I thought the final scenes moving as Mr Lazarescu perhaps receives the final dignified moments denied to him in the film as he is shaved and washed by a nurse. There is little dialogue, just a final ablution of a dying old man. Naked and shaved, Dante reminds us of a new-born baby, helpless.

The film is also about how life & death are entwined. As Dante Lararescu receives treatment or should that be 'endures', medical staff exchange banter on married life such as Mioara with Mariana, a colleague at the University Hospital; the doctor who needs a Nokia mobile to get in touch with his wife. Life still carries on around Dante as he is slips out of this world such as the neurologist who flirts with a fellow colleague and then tells a brazen lie to do her a favour regarding Dante's treatment.
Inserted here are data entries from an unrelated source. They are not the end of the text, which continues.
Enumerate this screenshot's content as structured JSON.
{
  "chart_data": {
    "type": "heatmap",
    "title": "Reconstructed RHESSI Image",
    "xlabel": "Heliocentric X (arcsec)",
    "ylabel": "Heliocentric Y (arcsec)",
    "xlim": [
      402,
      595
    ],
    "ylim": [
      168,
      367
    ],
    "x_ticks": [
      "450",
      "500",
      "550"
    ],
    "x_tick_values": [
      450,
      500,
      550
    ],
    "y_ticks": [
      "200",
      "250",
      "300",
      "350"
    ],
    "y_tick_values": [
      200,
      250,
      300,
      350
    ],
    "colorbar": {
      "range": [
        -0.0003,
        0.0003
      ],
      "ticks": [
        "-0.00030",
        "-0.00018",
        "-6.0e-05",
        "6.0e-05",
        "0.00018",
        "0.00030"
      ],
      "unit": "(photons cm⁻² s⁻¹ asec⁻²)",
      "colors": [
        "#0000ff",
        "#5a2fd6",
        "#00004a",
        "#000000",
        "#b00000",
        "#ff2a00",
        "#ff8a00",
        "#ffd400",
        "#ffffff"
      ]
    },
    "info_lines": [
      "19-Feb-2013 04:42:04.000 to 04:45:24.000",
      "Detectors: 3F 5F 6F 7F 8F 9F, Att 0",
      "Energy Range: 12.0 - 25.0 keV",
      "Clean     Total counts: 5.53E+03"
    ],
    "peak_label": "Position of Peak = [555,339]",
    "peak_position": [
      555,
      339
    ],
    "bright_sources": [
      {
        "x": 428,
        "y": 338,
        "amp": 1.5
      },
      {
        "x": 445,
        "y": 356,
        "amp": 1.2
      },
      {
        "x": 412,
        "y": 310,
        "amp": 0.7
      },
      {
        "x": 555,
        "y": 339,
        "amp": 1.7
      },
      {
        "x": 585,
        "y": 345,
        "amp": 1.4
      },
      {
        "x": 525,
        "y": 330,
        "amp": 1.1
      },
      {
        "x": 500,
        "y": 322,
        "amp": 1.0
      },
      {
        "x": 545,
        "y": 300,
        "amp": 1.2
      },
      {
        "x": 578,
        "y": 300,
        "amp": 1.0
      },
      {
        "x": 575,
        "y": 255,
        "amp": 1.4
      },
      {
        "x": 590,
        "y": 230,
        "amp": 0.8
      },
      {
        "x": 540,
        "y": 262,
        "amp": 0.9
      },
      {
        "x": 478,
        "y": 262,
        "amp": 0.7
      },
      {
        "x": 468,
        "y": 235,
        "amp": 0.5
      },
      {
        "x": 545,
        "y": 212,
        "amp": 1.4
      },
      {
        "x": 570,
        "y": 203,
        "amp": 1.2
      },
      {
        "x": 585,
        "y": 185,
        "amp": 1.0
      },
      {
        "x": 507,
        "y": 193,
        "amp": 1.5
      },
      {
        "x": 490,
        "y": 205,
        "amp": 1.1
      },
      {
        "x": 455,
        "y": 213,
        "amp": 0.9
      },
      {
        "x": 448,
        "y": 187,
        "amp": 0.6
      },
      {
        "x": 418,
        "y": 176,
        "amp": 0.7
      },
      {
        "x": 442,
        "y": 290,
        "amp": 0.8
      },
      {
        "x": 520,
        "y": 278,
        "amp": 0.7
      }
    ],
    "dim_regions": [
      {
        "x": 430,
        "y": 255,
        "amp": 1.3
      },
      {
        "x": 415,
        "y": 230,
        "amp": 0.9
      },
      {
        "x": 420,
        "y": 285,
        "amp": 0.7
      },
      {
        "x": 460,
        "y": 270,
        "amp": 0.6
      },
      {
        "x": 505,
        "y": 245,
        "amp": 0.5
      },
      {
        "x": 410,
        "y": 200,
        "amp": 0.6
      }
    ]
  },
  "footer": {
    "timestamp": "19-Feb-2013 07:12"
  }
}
If this film makes us uncomfortable, then perhaps it is because it is a much more truthful depiction of what it is to be ill in the modern world. The particular locale of Romania adds another dimension (hints of bribery), but this film is a necessary antidote to a many of the films/television about social care (exaggerated soap operas) as well as a film about life & mortality as happens to one lonely old man, who represents us in all our shared vulnerability.